Clipagem


Folha de SP - Ilustrada
9 de novembro de 2002
por Diego Assis

Bullar descreve seu zoológico fantástico

Escritor soteropolitano de 22 anos estréia com livro de contos inspirado em Borges, Cortázar e Cronenberg

No princípio era o céu azul. Um piscar de olhos, elefantes, girafas e leões. Outra olhada, corvos flamejantes, macacos raivosos e ratos de um metro de altura. Em suma: uma vaca chamada Cíntia, uma mãe chamada de vaca.

Este é o mundo de Paulo Bullar, o jovem autor de "Húmus", livro de contos lançado pela editora gaúcha Livros do Mal e que marca a estréia do escritor baiano de 22 anos na dita "literatura séria". "Isso para mim não tem a menor importância. Quero apenas que as pessoas leiam o que escrevo. Se gostarem, ótimo", adianta Bullar, que há tempos vinha experimentando sua prosa no site independente www.kzine.cjb.net.

E não é difícil "gostar" ou, ao menos, sentir qualquer coisa -surpresa, pânico, nojo, prazer?- pela literatura de Bullar. Sua narrativa, segundo escreve, movida a "tabaco com ácido onírico e pó-de-estrela" guia os olhos do leitor por uma viagem ora banal e bucólica, ora fantástica pelo mundo animal. É como assistir ao Discovery Channel. Dirigido pelo David Cronenberg.

Falando baixinho, fascinado, evitando interferir na paisagem, Bullar elege e psicologiza os animais, "nervosos" (macacos), "problemáticos e psicóticos" (ratos), "demoníacos" (cágados) ou de "importância puramente estética" (zebras, girafas e elefantes).

À maneira de Jorge Luis Borges, com seu "Livro dos Seres Imaginários", Bullar promove um exercício de catalogação subjetiva. Se fosse um documentário, diríamos que o calor insuportável dos trópicos é que estaria embaçando as lentes da câmera.

Mas, se por um lado dá-se uma personificação dos animais selvagens, por outro, o autor parece não fazer distinção entre os primeiros e os chamados animais racionais, os seres humanos. "Cíntia", a vaca leiteira, "primeiro mamífero a morrer de uma overdose de erva", parece tão humana quanto o seu proprietário, um agricultor que resolve plantar maconha para sobreviver. Há ainda a mulher, "abominável humana", como classifica Bullar, que, grávida, bota um ovo de lagarta; ou mesmo a veterinária do zoológico, que morre de amores pelo leão recém-chegado, e vice-versa...

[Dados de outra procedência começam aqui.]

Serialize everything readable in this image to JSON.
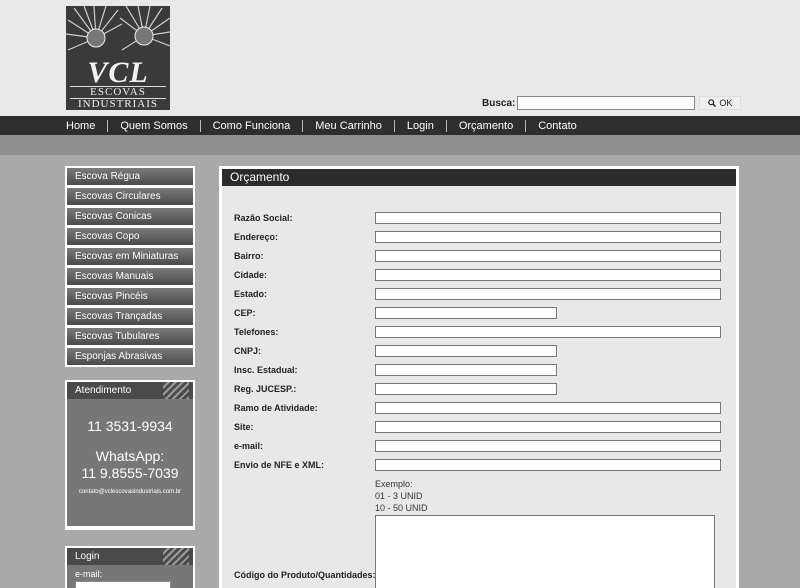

Mas é em "A Filha da Vaca" que o ciclo definitivamente se fecha. Não há animais aqui, apenas um garoto, uma garota e uma mãe (fora de cena), que é "uma vaca". "Não tenho intenção de fazer um estudo científico do comportamento humano", afirma Bullar.

Quem o faz, porém, é Noam Chomsky: "A inteligência humana tem seus limites determinados por um esquema inicial (...) da mesma forma que os ratos são incapazes de percorrer labirintos de propriedades numéricas (...) Devemos chamar tais questões de "mistérios pros humanos", assim como algumas questões se colocam como 'mistério pros ratos'".